Do I wish I had started earlier? Well, the grass is always greener, isn’t it? There are many moments when I think of the time she and I won’t have. But there are also many moments when I think of my life so far.
As an adult, I’ve been to Tokyo, Australia, and New Zealand. I’ve been to Europe more times than I can count. My wife and I have been to some of the world’s best restaurants. We’ve gone to plays and movies on a whim, sat quietly for hours reading books together, and taken long road trips. I’ve spent hours poring over random programming projects just because I could.
But when I phrase it like that, it sounds selfish, at least as society views childless families: “I wanted a full life with my wife. We didn’t need a kid. We could do whatever we wanted.” It’s not just that, though.
An extra seventeen years over the median male hasn’t just given me more topics to talk about with my middle-class Berkeley friends. I can teach my daughter so much more now than I could have then.
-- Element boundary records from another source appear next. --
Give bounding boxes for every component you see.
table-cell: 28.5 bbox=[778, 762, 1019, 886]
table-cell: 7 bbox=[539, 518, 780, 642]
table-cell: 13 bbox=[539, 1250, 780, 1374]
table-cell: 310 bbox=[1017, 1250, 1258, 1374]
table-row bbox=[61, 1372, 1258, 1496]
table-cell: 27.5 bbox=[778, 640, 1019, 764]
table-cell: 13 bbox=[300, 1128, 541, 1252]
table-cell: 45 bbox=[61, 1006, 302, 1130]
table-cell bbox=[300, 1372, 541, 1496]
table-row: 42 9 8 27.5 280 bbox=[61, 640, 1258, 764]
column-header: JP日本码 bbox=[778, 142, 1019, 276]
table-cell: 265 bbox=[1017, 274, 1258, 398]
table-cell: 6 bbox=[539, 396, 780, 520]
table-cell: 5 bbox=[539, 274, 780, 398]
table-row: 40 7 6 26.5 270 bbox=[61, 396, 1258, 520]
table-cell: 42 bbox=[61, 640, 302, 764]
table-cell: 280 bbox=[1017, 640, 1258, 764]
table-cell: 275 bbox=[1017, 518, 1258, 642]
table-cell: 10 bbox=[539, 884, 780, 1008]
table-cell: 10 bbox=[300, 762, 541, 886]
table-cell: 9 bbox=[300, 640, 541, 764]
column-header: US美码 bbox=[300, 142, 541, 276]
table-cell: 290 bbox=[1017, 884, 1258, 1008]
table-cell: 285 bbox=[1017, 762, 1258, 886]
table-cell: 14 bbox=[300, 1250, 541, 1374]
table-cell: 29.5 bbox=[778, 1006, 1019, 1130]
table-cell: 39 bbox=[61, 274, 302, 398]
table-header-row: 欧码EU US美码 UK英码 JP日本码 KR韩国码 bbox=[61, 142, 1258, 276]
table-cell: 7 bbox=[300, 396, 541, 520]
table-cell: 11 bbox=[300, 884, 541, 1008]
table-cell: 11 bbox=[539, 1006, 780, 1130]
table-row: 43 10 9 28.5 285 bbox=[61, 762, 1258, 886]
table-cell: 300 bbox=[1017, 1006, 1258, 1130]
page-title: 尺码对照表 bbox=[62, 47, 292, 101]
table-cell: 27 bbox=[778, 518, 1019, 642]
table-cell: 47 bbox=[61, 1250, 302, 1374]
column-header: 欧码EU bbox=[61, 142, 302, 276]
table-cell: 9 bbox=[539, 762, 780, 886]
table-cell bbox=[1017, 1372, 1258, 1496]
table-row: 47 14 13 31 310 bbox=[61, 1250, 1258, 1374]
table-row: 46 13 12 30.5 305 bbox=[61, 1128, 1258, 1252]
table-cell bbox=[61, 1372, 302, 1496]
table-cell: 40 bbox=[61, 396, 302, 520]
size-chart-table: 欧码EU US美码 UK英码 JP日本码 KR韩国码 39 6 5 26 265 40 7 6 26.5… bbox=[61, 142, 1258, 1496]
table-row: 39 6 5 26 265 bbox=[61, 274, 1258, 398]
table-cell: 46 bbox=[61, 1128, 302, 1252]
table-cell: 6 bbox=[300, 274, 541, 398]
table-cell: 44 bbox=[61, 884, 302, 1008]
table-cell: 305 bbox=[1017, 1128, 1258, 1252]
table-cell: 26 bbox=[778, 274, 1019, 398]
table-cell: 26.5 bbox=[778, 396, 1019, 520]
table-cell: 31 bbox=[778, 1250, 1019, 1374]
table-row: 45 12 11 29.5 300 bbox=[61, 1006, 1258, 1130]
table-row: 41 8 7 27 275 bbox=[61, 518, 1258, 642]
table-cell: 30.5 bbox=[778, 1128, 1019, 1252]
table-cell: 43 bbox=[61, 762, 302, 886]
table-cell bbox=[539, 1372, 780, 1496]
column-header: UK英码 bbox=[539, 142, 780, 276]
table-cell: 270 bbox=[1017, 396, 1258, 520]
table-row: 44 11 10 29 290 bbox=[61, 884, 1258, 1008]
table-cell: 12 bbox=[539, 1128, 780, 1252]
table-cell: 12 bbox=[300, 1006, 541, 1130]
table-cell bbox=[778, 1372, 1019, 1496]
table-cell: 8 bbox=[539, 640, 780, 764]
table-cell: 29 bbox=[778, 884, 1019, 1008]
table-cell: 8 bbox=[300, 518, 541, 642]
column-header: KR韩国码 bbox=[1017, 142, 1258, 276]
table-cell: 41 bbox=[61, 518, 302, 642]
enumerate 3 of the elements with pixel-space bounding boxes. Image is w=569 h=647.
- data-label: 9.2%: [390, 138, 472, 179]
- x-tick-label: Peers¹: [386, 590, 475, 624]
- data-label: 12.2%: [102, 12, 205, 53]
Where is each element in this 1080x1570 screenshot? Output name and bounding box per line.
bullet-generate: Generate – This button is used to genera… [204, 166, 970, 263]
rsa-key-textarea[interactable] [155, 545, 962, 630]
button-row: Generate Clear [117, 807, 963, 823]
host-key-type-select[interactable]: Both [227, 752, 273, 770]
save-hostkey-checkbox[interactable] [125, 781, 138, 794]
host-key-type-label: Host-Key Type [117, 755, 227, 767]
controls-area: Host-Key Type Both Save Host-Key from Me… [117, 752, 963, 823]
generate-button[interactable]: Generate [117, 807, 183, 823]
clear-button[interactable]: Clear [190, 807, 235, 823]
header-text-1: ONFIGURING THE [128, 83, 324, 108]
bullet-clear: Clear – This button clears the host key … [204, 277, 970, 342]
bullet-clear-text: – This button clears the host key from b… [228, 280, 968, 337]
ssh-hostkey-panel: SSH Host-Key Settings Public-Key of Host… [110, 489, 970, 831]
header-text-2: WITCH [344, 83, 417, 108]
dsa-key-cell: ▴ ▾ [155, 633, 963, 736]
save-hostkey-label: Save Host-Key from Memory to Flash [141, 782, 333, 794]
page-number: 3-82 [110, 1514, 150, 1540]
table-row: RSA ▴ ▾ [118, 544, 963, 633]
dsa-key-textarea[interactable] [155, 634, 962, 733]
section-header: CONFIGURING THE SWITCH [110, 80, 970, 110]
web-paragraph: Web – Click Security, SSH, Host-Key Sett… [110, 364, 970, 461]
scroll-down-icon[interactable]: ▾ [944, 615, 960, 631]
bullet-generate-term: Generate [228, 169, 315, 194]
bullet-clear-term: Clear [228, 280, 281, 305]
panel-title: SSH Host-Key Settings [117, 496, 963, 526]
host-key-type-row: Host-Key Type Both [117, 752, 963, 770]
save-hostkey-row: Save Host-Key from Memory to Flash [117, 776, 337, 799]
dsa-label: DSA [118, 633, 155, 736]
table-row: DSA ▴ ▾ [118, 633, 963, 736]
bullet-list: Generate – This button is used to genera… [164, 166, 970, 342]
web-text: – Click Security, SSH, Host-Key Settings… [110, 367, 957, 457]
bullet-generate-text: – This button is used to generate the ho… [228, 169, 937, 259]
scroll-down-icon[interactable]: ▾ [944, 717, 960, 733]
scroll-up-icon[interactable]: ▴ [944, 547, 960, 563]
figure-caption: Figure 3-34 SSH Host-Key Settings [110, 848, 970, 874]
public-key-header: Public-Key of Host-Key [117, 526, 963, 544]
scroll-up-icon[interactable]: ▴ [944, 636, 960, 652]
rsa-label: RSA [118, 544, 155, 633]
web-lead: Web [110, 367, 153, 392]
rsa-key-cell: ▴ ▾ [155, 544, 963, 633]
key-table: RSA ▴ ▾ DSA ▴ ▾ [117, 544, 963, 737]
At twenty-five, I could follow recipes well. At forty-two, I’ve read On Food and Cooking cover to cover and talk about cooking to my daughter in terms of science, in terms of technique, in terms of flavor and balance. At thirty, I barely drank wine. At forty-four, I’ve taught wine classes and written wine articles. At thirty, I knew Java. At forty-four, I’m comfortable with any programming language she’s likely to learn in school. I’ve learned how to combat my chronic insomnia, the value of flow, and countless other little things. In the last decade, my ability to do research has improved, my writing has improved, and my knowledge of visualizing data has improved: My daughter’s going to kick ass when she has to write reports.
These are skills I didn’t have when I was of median age. These are things I couldn’t have taught her because I didn’t know them myself.
I also didn’t know myself. At forty-four, I can look back and realize that my beliefs weren’t fully formed at twenty-five. I didn’t really know what my ambitions were. I barely knew what I wanted to do with my career. Or what I wanted from life. I have a better idea now.
These are things I can now — only now — share with my daughter as she gets older. I can offer her years more experience and wisdom than I could have in my early twenties. So I do my best to focus on that.
But a part of me will always yearn for another decade or more with her.